Arms of Ferrers of Chartley: Vairy, or and gules

The Lords Ferrers of Chartley descended Henry de Ferrers, of Ferrières-Saint-Hilaire in Normandy, who participated in the Norman Conquest of England, and was richly rewarded by King William the Conqueror with the grant of 210 manors throughout England and Wales, situated mainly in Derbyshire and Leicestershire. His son Robert de Ferrers was named Earl of Derby, and this title continued in the family until Robert de Ferrers, 6th Earl of Derby was attainted in 1267 for his participation in the Second Barons' War against king Henry III. Draconian terms were set for the reacquisition of his lands, and he was only able to have the manor of Chartley, Staffordshire, restored to him, in 1275.

John de Ferrers, son and heir of the former 6th Earl, would continue his father's struggle for restoration of family lands until barred from pursuing it further by Edward I in 1301. He was summoned in 1298/9 to Parliament, thereby becoming the first Baron Ferrers of Chartley.

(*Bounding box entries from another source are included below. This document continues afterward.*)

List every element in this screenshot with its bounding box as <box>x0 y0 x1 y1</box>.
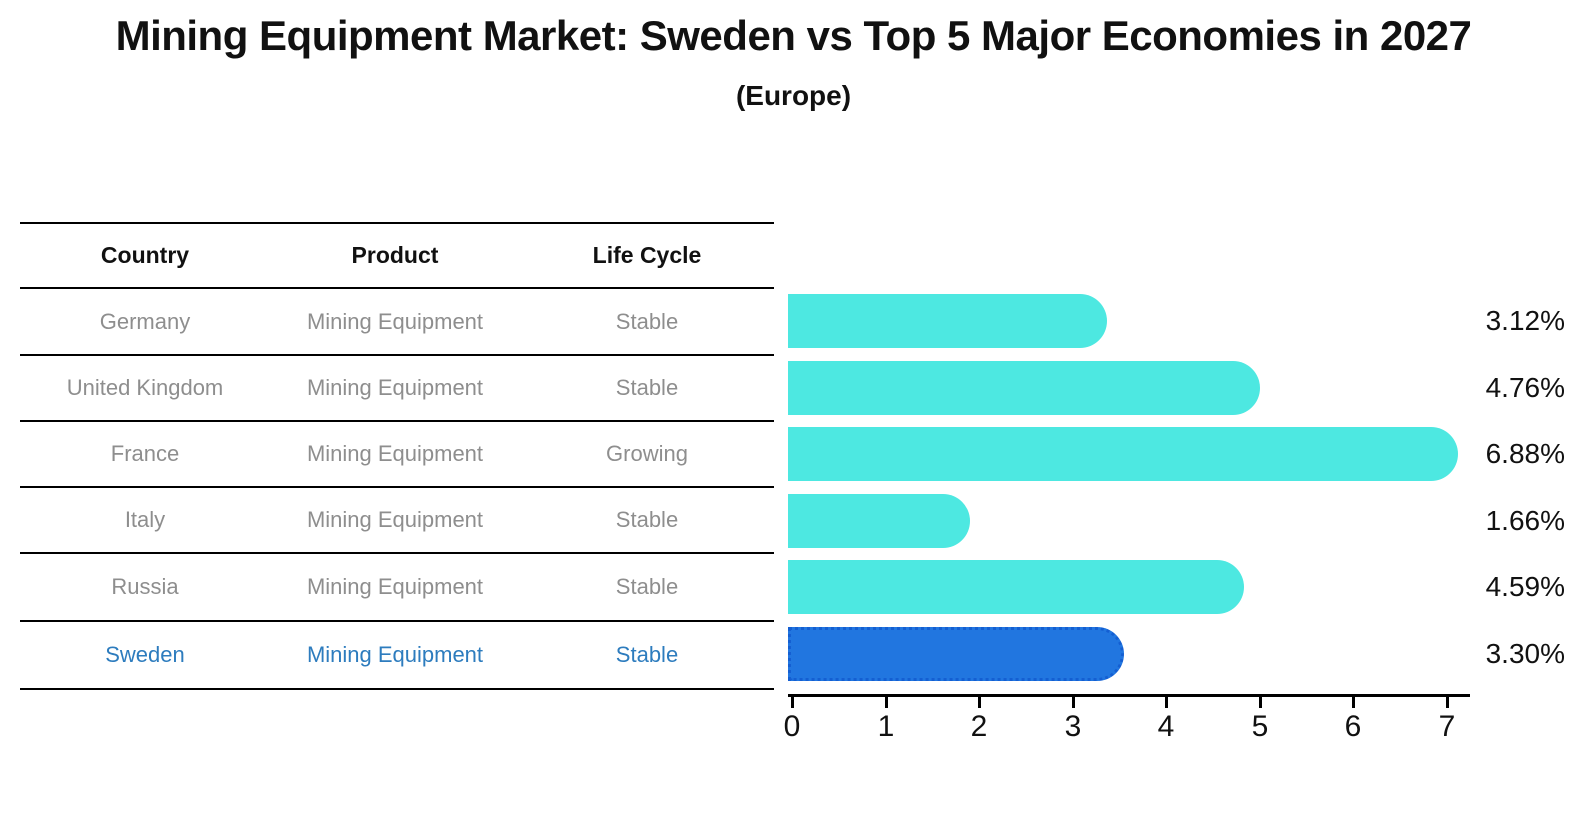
column-header-product: Product <box>351 242 439 268</box>
table-border-line <box>20 287 774 289</box>
cell-country: Sweden <box>105 642 185 667</box>
x-axis-tick-mark <box>1259 697 1262 708</box>
table-border-line <box>20 222 774 224</box>
x-axis-tick-mark <box>885 697 888 708</box>
cell-product: Mining Equipment <box>306 375 484 400</box>
table-row-highlight-sweden: Sweden Mining Equipment Stable <box>20 622 774 688</box>
cell-life-cycle: Stable <box>615 642 679 667</box>
x-axis-line <box>788 694 1470 697</box>
cell-product: Mining Equipment <box>306 441 484 466</box>
cell-product: Mining Equipment <box>306 507 484 532</box>
bar-italy <box>788 494 970 548</box>
x-axis-tick-label: 6 <box>1344 710 1362 743</box>
cell-life-cycle: Stable <box>615 375 679 400</box>
table-row: Russia Mining Equipment Stable <box>20 554 774 620</box>
x-axis-tick-mark <box>978 697 981 708</box>
cell-product: Mining Equipment <box>306 308 484 334</box>
page-title: Mining Equipment Market: Sweden vs Top 5… <box>115 12 1472 59</box>
x-axis-tick-mark <box>1352 697 1355 708</box>
value-label: 3.30% <box>1485 638 1565 669</box>
cell-life-cycle: Stable <box>615 574 679 599</box>
bar-france <box>788 427 1458 481</box>
bar-sweden <box>788 627 1124 681</box>
table-row: Germany Mining Equipment Stable <box>20 289 774 354</box>
table-border-line <box>20 486 774 488</box>
x-axis-tick-mark <box>1446 697 1449 708</box>
cell-life-cycle: Stable <box>615 507 679 532</box>
table-border-line <box>20 420 774 422</box>
x-axis-tick-mark <box>791 697 794 708</box>
table-border-line <box>20 688 774 690</box>
cell-country: Italy <box>124 507 166 532</box>
cell-product: Mining Equipment <box>306 642 484 667</box>
x-axis-tick-mark <box>1072 697 1075 708</box>
bar-united-kingdom <box>788 361 1260 415</box>
x-axis-tick-label: 5 <box>1251 710 1269 743</box>
table-row: United Kingdom Mining Equipment Stable <box>20 356 774 420</box>
cell-country: United Kingdom <box>66 375 224 400</box>
table-border-line <box>20 354 774 356</box>
x-axis-tick-label: 7 <box>1438 710 1456 743</box>
x-axis-tick-label: 4 <box>1157 710 1175 743</box>
cell-life-cycle: Growing <box>606 441 688 466</box>
cell-country: France <box>110 441 180 466</box>
bar-germany <box>788 294 1107 348</box>
table-border-line <box>20 620 774 622</box>
table-row: Italy Mining Equipment Stable <box>20 488 774 552</box>
x-axis-tick-label: 2 <box>970 710 988 743</box>
column-header-life-cycle: Life Cycle <box>592 242 702 268</box>
table-row: France Mining Equipment Growing <box>20 422 774 486</box>
column-header-country: Country <box>100 242 190 268</box>
table-border-line <box>20 552 774 554</box>
cell-life-cycle: Stable <box>615 308 679 334</box>
x-axis-tick-label: 3 <box>1064 710 1082 743</box>
value-label: 1.66% <box>1485 505 1565 536</box>
x-axis-tick-mark <box>1165 697 1168 708</box>
value-label: 3.12% <box>1485 305 1565 336</box>
cell-country: Germany <box>99 308 191 334</box>
page-subtitle: (Europe) <box>735 80 852 111</box>
x-axis-tick-label: 1 <box>877 710 895 743</box>
value-label: 4.76% <box>1485 372 1565 403</box>
value-label: 4.59% <box>1485 571 1565 602</box>
bar-russia <box>788 560 1244 614</box>
cell-product: Mining Equipment <box>306 574 484 599</box>
value-label: 6.88% <box>1485 438 1565 469</box>
table-header-row: Country Product Life Cycle <box>20 224 774 287</box>
cell-country: Russia <box>111 574 179 599</box>
x-axis-tick-label: 0 <box>783 710 801 743</box>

== Barons Ferrers of Chartley (1299) ==
- John de Ferrers, 1st Baron Ferrers of Chartley (1271–1312), son of Robert de Ferrers, 6th Earl of Derby, summoned by writ to parliament, thereby becoming Baron Ferrers of Chartley;
- John de Ferrers, 2nd Baron Ferrers of Chartley (died by 1324);
- Robert de Ferrers, 3rd Baron Ferrers of Chartley (1309–1350);
- John de Ferrers, 4th Baron Ferrers of Chartley (1329–1367);
- Robert de Ferrers, 5th Baron Ferrers of Chartley (1360–1413);
- Edmund de Ferrers, 6th Baron Ferrers of Chartley (1389–1435);
- William de Ferrers, 7th Baron Ferrers of Chartley (1412–1450);
- Anne de Ferrers, 8th Baroness Ferrers of Chartley (1438–1468), who as a female was able to succeed to a barony created by writ. Her husband Walter Devereux, Lord Ferrers of Chartley, was summoned to parliament as Lord Ferrers jure uxoris (in her right) and died 1485.

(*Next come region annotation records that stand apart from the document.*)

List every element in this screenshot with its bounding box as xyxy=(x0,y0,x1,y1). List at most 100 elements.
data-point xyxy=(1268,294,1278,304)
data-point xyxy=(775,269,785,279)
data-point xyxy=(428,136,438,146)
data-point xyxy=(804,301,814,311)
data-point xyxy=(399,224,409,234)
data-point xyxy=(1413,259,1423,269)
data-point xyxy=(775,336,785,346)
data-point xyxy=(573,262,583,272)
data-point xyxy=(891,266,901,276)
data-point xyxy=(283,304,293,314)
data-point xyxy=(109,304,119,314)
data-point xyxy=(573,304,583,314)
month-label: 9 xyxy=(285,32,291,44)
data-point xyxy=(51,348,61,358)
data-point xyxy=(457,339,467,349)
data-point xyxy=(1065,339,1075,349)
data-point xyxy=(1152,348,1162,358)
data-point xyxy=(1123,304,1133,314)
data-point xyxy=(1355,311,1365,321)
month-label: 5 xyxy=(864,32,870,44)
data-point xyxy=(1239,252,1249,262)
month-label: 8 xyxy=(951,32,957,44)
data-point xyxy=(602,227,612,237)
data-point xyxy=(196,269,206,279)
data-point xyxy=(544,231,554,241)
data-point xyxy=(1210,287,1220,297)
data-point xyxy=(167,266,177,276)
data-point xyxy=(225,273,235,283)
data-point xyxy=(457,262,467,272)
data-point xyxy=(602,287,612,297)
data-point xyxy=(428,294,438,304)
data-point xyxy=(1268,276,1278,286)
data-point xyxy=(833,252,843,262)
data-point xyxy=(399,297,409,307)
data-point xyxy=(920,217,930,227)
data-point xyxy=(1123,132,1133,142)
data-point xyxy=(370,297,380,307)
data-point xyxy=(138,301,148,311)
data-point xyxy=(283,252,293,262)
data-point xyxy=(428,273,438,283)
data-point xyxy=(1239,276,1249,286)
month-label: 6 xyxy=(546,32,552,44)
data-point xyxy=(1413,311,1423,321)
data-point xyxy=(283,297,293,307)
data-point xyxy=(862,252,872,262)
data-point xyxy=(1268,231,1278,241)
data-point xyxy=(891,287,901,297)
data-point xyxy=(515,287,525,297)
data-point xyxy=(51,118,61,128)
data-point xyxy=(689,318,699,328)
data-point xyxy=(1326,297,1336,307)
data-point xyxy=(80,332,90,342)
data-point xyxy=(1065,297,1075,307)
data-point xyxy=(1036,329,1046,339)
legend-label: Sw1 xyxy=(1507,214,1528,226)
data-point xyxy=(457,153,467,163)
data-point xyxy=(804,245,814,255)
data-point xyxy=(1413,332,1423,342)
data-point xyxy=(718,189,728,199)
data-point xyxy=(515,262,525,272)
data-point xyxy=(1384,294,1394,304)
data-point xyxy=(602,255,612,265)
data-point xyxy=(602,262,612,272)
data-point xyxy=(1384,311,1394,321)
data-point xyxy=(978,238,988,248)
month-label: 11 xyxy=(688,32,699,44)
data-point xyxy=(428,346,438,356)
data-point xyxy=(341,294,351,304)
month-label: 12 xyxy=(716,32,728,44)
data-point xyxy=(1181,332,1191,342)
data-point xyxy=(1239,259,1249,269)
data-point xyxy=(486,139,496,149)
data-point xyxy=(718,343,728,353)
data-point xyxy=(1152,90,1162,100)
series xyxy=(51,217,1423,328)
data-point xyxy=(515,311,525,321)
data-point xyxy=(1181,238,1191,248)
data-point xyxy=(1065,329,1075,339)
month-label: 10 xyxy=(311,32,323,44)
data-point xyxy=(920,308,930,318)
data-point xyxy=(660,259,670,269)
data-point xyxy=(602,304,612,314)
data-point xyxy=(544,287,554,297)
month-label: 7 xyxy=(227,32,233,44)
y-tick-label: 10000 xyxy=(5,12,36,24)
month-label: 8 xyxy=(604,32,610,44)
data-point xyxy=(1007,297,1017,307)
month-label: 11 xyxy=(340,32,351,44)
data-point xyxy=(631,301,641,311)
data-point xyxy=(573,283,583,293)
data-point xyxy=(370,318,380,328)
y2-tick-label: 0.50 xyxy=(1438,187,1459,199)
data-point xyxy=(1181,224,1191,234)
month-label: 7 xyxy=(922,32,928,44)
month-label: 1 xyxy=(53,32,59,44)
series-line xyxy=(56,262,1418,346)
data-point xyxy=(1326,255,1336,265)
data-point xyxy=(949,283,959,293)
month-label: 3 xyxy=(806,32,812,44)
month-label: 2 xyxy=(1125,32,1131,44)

- John Devereux, 9th Baron Ferrers of Chartley (1463–1501), succeeded on his mother's death;
- Walter Devereux, 1st Viscount Hereford, 10th Baron Ferrers of Chartley (1491–1558);
- Walter Devereux, 1st Earl of Essex, 2nd Viscount Hereford, 11th Baron Ferrers of Chartley (1540–1576);
- Robert Devereux, 2nd Earl of Essex, 3rd Viscount Hereford, 12th Baron Ferrers of Chartley (1567–1601), on his death in 1601 the peerage was forfeited;
- Robert Devereux, 3rd Earl of Essex, 4th Viscount Hereford, 13th Baron Ferrers of Chartley (1591–1646), titles restored in 1604; on his death in 1646 the barony fell into abeyance.

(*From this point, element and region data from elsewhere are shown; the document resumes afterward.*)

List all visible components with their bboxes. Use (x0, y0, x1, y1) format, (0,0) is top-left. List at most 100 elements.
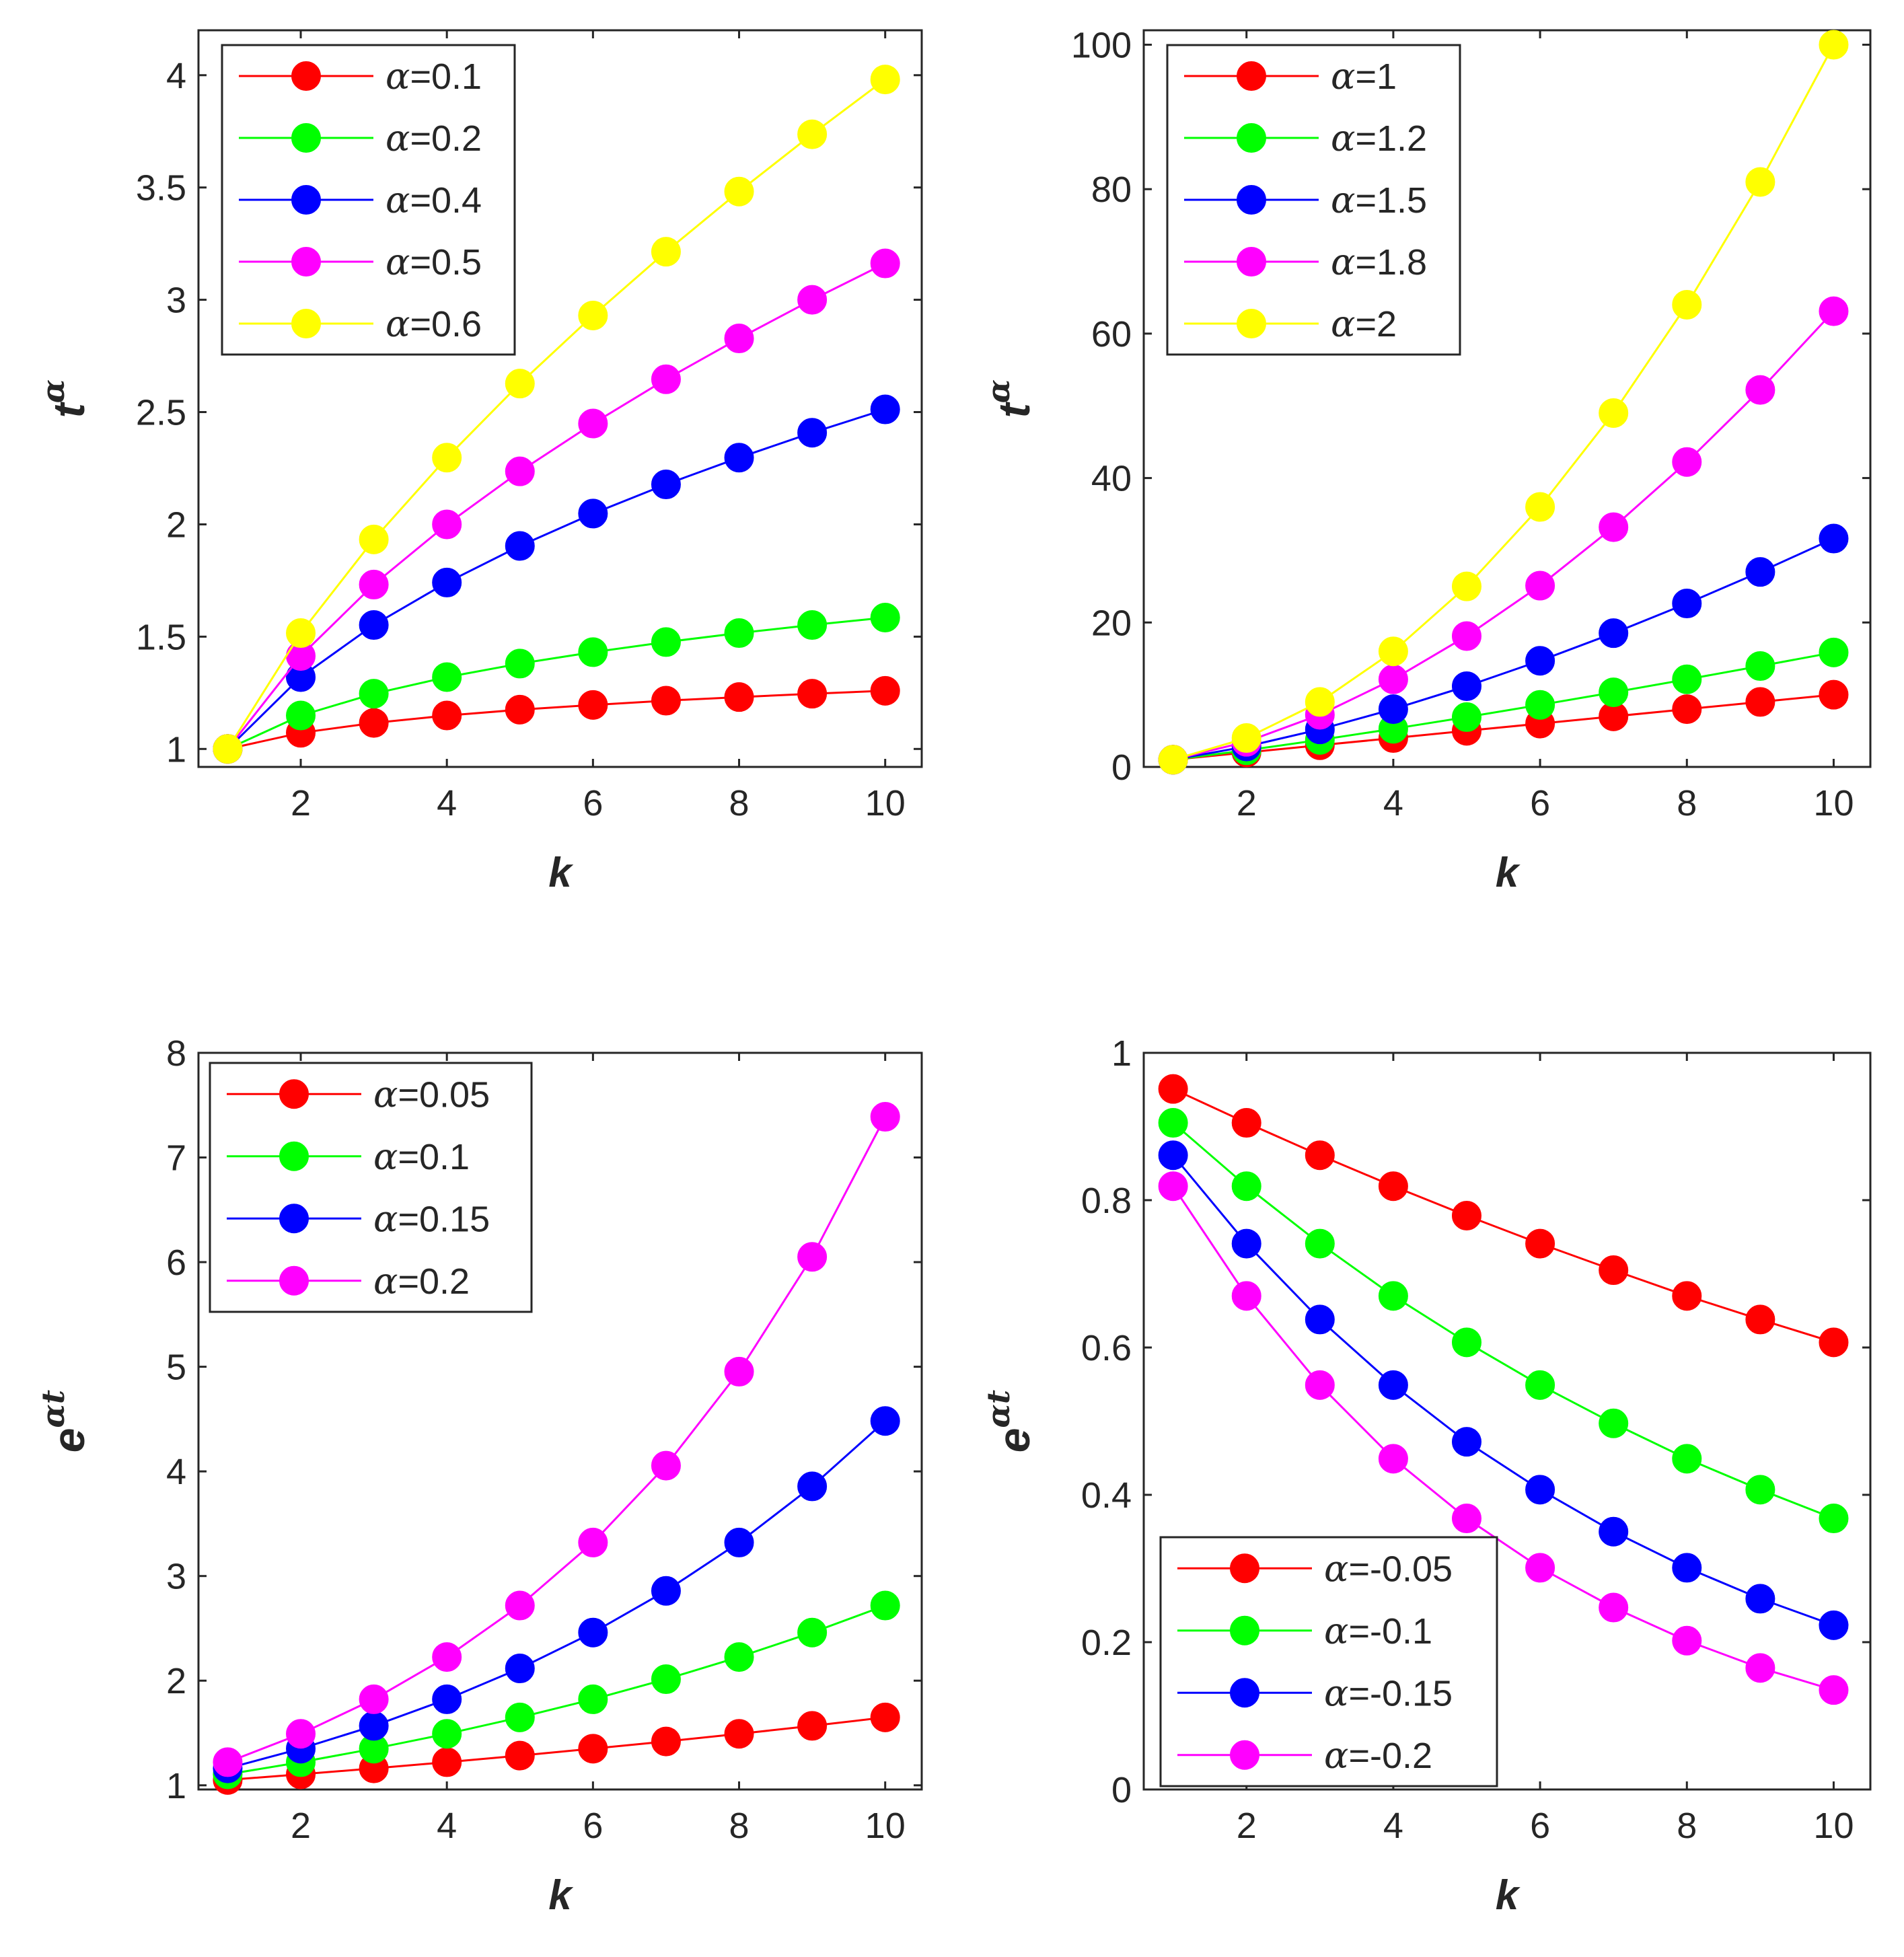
x-tick-label: 6 (1530, 1806, 1550, 1846)
legend-label-value: =-0.15 (1348, 1673, 1453, 1713)
data-point (870, 394, 900, 424)
x-tick-label: 10 (865, 783, 906, 823)
data-point (432, 509, 462, 540)
y-tick-label: 3 (166, 1557, 186, 1597)
data-point (432, 443, 462, 473)
legend-swatch-marker (279, 1265, 309, 1296)
data-point (1819, 1327, 1849, 1358)
y-tick-label: 3 (166, 281, 186, 321)
data-point (870, 248, 900, 279)
data-point (286, 618, 316, 649)
series-α=0.05 (213, 1702, 900, 1795)
data-point (1672, 664, 1702, 694)
x-axis-label: k (548, 1872, 574, 1919)
data-point (432, 1719, 462, 1749)
legend-label: α=0.15 (373, 1197, 490, 1240)
data-point (1599, 512, 1629, 542)
series-α=-0.2 (1158, 1171, 1849, 1705)
legend-label-value: =0.05 (398, 1074, 490, 1115)
x-tick-label: 2 (1237, 783, 1257, 823)
data-point (797, 119, 828, 149)
legend-label-value: =0.1 (398, 1137, 470, 1177)
legend-label-value: =1 (1355, 57, 1397, 97)
series-α=0.15 (213, 1406, 900, 1783)
plot-area (1142, 29, 1872, 768)
data-point (797, 1617, 828, 1648)
data-point (578, 637, 608, 667)
x-tick-label: 4 (437, 783, 457, 823)
y-tick-label: 1.5 (136, 617, 186, 657)
y-tick-label: 20 (1091, 603, 1132, 643)
legend-label-value: =1.8 (1355, 242, 1427, 283)
legend-label: α=-0.05 (1324, 1547, 1453, 1590)
x-tick-label: 4 (1383, 1806, 1403, 1846)
series-line (1172, 1121, 1835, 1520)
y-axis-label: tα (980, 379, 1039, 418)
legend-label: α=0.2 (386, 117, 482, 159)
data-point (1525, 646, 1555, 676)
legend-label-symbol: α (1331, 117, 1355, 159)
y-tick-label: 2 (166, 1661, 186, 1701)
legend: α=1α=1.2α=1.5α=1.8α=2 (1166, 44, 1461, 356)
series-line (227, 1116, 887, 1763)
legend-label-value: =-0.1 (1348, 1611, 1432, 1652)
x-tick-label: 8 (729, 783, 749, 823)
data-point (286, 1719, 316, 1749)
series-line (227, 616, 885, 750)
data-point (651, 1450, 681, 1481)
data-point (432, 700, 462, 731)
data-point (1745, 651, 1775, 681)
legend-label-symbol: α (386, 55, 410, 98)
data-point (1745, 167, 1775, 197)
y-axis-label-base: t (989, 401, 1039, 418)
data-point (1158, 1171, 1188, 1202)
data-point (1378, 1171, 1408, 1202)
legend-swatch-marker (1237, 247, 1266, 276)
chart-bottom-right: 2 4 6 8 1000.20.40.60.81keαtα=-0.05α=-0.1α=-… (980, 1033, 1872, 1919)
data-point (870, 1406, 900, 1436)
data-point (1599, 398, 1629, 428)
data-point (1819, 30, 1849, 60)
y-tick-label: 0.6 (1081, 1328, 1132, 1368)
data-point (578, 690, 608, 720)
legend-label-value: =2 (1355, 304, 1397, 344)
legend-label: α=-0.1 (1324, 1610, 1432, 1652)
data-point (432, 1747, 462, 1777)
y-axis-label-superscript: αt (980, 1390, 1017, 1428)
legend-label-symbol: α (1324, 1734, 1348, 1777)
data-point (1452, 1200, 1481, 1230)
chart-top-right: 2 4 6 8 10020406080100ktαα=1α=1.2α=1.5α=1.8α… (980, 25, 1872, 896)
legend-label-symbol: α (1324, 1610, 1348, 1652)
data-point (1599, 1592, 1629, 1623)
legend-label-symbol: α (386, 179, 410, 221)
series-line (227, 408, 886, 750)
x-tick-label: 6 (583, 1806, 603, 1846)
legend-label: α=-0.2 (1324, 1734, 1432, 1777)
series-α=0.5 (213, 248, 900, 764)
y-axis-label-superscript: α (35, 379, 71, 403)
legend-label-symbol: α (1331, 303, 1355, 345)
data-point (1158, 1108, 1188, 1138)
data-point (1525, 492, 1555, 522)
y-axis-label: eαt (35, 1390, 94, 1452)
y-axis-label-superscript: α (980, 379, 1017, 403)
data-point (1158, 1140, 1188, 1171)
x-tick-label: 6 (1530, 783, 1550, 823)
data-point (1745, 1304, 1775, 1335)
data-point (1819, 296, 1849, 326)
data-point (797, 418, 828, 448)
series-α=0.2 (213, 1102, 900, 1777)
data-point (1378, 1370, 1408, 1400)
data-point (1305, 1304, 1335, 1335)
data-point (870, 675, 900, 706)
data-point (578, 1617, 608, 1648)
y-tick-label: 1 (166, 1766, 186, 1806)
y-tick-label: 7 (166, 1138, 186, 1179)
y-tick-label: 0.8 (1081, 1181, 1132, 1221)
legend: α=0.1α=0.2α=0.4α=0.5α=0.6 (221, 44, 516, 356)
data-point (1231, 1108, 1261, 1138)
y-axis-label-superscript: αt (35, 1390, 71, 1428)
legend-label-value: =1.2 (1355, 118, 1427, 159)
x-axis-label: k (1496, 1872, 1521, 1919)
series-α=-0.05 (1158, 1074, 1849, 1358)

- Robert Shirley, 1st Earl Ferrers, 14th Baron Ferrers of Chartley (1650–1717), abeyance of the barony terminated in 1677, in 1711 created 1st Earl Ferrers;
- Elizabeth Shirley, 15th Baroness Ferrers of Chartley (1694–1741), on her death in 1741 the barony again fell into abeyance.
- Charlotte Compton, 16th Baroness Ferrers of Chartley (c.1710–1770), abeyance terminated in 1749;
- George Townshend, 2nd Marquess Townshend, 17th Baron Ferrers of Chartley (1755–1811);
- George Ferrars Townshend, 3rd Marquess Townshend, 18th Baron Ferrers of Chartley (1788–1855), on his death the peerage again fell into abeyance, where it remains today.